Zhenya, who is 11 now, has
started a new school and it’s just across the courtyard from me. He gets free
every day at around three, the old school kept em chained up till five or
later.
I
liked that.
So
he comes over, about an hour before my working day begins in the late
afternoons, and it’s good, we feel all grown up and stuff, almost as though we
were normal.
But now, increasingly, he brings his mates too, up to four or five of
them, and they sit in the kid room and fight and giggle and build mountains out
of mattresses and pillows to jump onto each others’ heads and, sometimes, they
miss and slam into the wall or the door screaming in agony. Whoever breaks the
least bones gets to play KILLZONE on the play station at ear-splitting volumes.
At least I’m guessing that’s how it works; I’m too scared to go in there while
it’s actually its happening and, so I am forced to see what I can deduce from
the wreckage after they have left to pursue their unshakeable quest to destroy
God’s creation elsewhere.
Other times their feral brains might stumble
by chance on the notion of food and they will flood outwards in search of prey.
Any loaf of bread or pound of cheese left to fend for itself in the kitchen
will be taken mercilessly and carried aloft in their shrieking midst back into
their lair. A sane man had best not ask what happens to it in there.

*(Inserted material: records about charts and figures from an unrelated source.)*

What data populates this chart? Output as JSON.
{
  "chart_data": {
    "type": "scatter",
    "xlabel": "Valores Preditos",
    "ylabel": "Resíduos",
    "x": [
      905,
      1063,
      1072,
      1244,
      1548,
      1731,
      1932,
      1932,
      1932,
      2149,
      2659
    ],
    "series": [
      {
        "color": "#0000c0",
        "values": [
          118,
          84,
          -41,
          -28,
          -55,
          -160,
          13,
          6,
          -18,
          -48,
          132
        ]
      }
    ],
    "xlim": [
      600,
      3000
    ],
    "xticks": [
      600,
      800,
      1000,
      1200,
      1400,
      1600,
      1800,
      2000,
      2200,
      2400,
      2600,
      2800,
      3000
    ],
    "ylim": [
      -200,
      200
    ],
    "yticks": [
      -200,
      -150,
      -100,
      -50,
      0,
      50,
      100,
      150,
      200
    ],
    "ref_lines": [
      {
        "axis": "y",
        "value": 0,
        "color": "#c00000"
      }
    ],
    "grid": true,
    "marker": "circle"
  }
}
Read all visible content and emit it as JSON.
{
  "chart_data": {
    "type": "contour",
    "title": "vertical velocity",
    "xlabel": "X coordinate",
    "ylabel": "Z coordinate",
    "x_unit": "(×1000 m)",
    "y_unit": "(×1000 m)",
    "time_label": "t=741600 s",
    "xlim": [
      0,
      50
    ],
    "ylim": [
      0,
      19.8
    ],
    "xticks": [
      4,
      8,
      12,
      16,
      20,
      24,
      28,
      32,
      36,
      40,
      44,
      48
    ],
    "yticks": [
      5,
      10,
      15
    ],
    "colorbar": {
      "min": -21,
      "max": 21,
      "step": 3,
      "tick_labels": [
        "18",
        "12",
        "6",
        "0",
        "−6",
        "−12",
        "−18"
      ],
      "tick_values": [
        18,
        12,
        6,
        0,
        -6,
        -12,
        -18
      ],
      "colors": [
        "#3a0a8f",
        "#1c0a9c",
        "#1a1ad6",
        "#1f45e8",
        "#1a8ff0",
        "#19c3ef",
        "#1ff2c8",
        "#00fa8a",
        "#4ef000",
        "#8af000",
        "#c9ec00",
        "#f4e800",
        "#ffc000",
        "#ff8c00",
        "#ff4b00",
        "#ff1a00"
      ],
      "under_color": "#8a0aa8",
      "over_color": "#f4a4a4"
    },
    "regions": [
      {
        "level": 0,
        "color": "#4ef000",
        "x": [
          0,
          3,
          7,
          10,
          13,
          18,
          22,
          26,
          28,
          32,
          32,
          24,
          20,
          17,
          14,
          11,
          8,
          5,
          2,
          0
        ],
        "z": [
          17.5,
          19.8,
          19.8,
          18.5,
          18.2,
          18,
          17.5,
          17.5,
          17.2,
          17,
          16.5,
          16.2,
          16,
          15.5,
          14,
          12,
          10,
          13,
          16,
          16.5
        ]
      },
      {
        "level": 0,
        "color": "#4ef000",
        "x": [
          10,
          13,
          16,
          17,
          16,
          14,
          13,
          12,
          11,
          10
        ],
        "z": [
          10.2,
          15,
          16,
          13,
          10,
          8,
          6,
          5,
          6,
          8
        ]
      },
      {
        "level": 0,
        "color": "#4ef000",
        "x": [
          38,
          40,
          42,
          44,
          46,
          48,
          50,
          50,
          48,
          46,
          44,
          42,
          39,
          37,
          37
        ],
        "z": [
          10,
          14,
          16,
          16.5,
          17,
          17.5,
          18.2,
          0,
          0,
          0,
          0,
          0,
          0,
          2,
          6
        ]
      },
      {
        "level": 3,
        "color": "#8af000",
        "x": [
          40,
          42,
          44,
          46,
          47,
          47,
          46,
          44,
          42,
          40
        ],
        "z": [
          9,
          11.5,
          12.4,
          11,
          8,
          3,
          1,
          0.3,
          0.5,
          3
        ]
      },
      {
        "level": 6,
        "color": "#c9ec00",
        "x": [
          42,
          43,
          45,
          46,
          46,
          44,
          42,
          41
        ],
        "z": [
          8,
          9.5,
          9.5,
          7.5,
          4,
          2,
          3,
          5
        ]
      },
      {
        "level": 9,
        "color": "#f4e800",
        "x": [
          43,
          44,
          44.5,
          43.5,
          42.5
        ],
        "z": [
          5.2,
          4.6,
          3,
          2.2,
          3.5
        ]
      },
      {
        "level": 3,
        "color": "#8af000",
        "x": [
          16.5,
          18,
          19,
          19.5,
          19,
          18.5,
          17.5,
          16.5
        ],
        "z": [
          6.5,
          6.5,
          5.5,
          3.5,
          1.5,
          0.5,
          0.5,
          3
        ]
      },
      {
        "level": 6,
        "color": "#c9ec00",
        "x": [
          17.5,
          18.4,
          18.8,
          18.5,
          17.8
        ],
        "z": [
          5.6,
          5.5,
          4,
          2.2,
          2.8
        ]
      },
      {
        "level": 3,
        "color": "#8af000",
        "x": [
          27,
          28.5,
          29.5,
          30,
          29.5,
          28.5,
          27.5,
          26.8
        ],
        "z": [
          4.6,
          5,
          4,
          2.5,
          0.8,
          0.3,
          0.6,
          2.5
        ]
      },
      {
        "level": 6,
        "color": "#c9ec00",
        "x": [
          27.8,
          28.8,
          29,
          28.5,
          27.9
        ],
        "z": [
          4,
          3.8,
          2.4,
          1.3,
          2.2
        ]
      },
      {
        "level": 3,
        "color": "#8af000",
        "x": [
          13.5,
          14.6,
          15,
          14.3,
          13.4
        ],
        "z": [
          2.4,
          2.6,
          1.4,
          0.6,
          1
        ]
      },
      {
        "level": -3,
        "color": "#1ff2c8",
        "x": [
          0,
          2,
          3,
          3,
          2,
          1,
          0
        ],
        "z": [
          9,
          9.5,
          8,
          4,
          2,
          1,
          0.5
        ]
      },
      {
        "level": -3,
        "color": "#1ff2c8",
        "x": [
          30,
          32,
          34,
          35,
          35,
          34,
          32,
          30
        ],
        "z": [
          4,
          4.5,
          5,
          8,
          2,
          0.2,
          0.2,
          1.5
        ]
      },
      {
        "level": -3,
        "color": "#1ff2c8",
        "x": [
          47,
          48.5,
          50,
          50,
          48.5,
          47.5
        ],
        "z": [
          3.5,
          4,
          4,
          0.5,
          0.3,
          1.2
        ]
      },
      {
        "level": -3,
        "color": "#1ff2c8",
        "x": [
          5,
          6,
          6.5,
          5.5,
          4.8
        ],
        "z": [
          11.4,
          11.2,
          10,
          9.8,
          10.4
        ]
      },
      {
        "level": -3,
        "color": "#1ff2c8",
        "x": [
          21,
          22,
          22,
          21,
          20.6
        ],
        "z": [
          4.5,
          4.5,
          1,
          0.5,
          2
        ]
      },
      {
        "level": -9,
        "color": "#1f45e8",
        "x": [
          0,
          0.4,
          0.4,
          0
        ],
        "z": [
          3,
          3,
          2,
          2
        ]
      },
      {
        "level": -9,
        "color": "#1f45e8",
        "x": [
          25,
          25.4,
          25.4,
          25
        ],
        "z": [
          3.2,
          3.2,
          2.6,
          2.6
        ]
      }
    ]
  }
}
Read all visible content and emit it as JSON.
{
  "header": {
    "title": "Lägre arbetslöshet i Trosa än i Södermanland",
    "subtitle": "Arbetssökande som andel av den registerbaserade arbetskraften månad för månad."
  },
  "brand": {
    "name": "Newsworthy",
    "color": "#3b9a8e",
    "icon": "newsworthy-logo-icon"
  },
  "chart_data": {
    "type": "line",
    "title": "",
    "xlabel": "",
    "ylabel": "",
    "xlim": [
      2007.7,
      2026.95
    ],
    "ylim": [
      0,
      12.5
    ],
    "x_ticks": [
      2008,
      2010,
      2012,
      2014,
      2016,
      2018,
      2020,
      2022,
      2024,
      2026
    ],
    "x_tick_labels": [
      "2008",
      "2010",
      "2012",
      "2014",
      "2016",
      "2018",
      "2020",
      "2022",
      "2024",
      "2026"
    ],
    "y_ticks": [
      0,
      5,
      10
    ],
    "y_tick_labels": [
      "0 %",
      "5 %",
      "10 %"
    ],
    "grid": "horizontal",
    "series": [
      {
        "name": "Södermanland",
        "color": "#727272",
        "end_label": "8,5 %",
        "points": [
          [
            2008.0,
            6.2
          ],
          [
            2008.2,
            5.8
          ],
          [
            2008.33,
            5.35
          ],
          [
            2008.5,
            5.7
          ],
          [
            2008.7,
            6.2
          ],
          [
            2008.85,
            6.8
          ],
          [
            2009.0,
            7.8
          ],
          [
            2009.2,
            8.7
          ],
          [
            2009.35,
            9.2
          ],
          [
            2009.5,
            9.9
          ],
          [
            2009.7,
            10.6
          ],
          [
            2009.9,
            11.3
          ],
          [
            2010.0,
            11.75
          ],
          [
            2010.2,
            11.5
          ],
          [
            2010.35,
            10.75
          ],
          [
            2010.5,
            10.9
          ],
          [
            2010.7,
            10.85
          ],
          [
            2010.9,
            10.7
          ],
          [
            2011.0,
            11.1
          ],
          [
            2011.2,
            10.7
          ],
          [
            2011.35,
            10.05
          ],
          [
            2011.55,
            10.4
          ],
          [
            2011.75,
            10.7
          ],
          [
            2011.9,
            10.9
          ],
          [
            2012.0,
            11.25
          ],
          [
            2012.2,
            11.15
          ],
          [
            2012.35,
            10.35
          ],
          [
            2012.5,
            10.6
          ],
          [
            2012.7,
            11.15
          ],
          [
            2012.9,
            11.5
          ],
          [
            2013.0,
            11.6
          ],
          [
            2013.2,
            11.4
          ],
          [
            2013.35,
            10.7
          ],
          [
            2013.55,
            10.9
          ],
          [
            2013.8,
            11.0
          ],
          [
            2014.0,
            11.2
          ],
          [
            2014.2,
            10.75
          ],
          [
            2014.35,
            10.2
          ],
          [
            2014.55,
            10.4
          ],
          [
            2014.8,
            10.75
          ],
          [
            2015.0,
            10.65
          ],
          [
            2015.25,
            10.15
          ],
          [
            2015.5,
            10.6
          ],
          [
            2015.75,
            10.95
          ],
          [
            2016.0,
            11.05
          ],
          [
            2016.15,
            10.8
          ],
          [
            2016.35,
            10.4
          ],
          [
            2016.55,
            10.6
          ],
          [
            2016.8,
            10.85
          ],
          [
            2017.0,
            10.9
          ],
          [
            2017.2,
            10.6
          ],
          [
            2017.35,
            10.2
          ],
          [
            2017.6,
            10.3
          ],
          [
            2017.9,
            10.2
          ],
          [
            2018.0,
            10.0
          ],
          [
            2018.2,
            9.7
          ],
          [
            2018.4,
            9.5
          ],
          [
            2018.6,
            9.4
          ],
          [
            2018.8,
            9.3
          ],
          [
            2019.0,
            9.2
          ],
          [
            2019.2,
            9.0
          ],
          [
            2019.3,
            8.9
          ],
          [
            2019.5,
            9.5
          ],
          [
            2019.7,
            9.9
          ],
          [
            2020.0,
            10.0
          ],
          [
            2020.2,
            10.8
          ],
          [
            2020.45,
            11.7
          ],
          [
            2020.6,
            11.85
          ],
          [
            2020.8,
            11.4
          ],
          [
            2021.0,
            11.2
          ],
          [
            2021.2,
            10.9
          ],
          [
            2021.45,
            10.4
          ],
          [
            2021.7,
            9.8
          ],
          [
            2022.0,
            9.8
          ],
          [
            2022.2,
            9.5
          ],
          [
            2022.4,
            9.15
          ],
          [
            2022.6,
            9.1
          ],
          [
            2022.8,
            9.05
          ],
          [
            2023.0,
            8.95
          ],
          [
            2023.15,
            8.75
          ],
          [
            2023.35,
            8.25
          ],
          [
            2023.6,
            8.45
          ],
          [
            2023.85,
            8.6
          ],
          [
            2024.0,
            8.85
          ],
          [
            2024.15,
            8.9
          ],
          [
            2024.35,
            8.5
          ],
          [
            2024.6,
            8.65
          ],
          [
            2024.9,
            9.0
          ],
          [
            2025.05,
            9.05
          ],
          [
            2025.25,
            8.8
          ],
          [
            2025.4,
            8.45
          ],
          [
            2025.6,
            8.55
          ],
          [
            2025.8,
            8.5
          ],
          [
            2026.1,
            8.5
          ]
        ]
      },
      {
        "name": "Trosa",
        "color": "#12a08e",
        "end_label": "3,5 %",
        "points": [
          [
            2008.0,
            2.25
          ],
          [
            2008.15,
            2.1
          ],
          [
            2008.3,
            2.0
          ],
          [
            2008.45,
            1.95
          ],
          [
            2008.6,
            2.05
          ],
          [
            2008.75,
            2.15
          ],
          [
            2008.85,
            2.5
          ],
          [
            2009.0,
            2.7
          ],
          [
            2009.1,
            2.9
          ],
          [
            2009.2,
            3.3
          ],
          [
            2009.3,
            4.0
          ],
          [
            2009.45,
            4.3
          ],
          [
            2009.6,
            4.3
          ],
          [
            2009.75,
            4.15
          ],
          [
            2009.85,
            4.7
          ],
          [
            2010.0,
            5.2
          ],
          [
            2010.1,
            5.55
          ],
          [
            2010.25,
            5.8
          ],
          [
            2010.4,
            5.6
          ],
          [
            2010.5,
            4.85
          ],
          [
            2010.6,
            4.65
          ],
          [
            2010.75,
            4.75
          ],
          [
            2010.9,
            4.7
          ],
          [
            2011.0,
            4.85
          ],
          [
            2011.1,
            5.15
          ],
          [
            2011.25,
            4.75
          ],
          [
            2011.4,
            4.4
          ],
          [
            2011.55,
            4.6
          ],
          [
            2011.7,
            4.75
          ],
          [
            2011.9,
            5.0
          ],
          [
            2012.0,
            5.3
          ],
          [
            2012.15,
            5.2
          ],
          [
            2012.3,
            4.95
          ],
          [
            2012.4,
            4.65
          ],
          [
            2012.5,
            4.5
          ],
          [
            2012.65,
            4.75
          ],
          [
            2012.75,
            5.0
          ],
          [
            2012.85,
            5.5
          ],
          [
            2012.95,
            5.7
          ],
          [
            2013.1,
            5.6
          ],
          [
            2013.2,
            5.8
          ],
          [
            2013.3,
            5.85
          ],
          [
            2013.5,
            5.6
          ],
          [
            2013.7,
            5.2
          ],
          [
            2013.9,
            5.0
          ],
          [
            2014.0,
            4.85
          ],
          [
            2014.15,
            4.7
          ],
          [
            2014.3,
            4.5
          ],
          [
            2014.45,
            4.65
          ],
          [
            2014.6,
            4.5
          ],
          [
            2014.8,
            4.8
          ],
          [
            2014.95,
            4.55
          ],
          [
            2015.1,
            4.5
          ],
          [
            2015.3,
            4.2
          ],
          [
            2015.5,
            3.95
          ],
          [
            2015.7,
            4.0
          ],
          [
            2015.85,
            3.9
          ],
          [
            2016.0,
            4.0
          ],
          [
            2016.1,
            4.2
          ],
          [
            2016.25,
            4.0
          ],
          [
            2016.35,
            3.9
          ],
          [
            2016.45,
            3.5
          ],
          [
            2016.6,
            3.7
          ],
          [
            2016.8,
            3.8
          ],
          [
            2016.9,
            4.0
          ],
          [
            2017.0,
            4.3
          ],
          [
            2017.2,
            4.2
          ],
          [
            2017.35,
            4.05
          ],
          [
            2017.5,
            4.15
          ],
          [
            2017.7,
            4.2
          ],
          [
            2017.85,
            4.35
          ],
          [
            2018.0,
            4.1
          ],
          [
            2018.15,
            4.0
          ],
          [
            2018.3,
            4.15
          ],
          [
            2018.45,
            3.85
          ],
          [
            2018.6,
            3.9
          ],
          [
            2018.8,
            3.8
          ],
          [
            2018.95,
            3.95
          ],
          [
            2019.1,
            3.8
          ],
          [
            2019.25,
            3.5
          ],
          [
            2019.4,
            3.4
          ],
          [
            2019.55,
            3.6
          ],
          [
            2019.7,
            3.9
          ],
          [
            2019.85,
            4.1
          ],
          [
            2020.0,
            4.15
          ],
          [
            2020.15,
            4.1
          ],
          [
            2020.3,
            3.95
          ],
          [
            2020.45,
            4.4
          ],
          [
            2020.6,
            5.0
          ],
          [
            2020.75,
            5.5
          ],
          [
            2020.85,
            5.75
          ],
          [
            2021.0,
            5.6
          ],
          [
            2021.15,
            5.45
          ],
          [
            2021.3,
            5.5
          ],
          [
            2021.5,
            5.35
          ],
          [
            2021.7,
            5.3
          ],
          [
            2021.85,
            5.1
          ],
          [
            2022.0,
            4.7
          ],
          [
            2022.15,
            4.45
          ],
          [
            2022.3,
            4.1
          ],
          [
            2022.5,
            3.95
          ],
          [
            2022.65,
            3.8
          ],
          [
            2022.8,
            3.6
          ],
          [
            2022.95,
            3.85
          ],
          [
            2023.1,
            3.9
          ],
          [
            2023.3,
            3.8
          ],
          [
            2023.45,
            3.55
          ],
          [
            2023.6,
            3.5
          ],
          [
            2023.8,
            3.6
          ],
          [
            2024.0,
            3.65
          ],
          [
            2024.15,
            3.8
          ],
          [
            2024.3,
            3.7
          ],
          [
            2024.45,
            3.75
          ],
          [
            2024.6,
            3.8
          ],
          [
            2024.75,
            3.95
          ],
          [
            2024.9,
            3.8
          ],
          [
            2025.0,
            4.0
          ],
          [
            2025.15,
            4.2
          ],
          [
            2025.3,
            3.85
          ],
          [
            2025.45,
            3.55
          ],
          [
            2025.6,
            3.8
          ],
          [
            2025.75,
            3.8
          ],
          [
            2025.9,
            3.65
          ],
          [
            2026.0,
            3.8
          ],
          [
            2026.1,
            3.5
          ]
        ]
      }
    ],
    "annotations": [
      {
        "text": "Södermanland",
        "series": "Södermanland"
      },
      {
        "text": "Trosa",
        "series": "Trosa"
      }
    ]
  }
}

Or again, they swarm into my room demanding
that I play the guitar. And when they say guitar they mean Rammstein not
Renbourne. So I find myself at 3:17 on a Tuesday afternoon playing an impromptu
gig to a gang of ex-soviet 11 year olds. They are only about half them Russian
most days, the other half being dark skinned Caucasian lads, Georgian or one of
Dagestan’s myriad tribes maybe, or else
central Asian kids, Tajik or Kazaks or even Chinese: they all babble in strange
kid Russian.
It’s very disconcerting at times, and asking what
Jesus would do hardly helps anymore.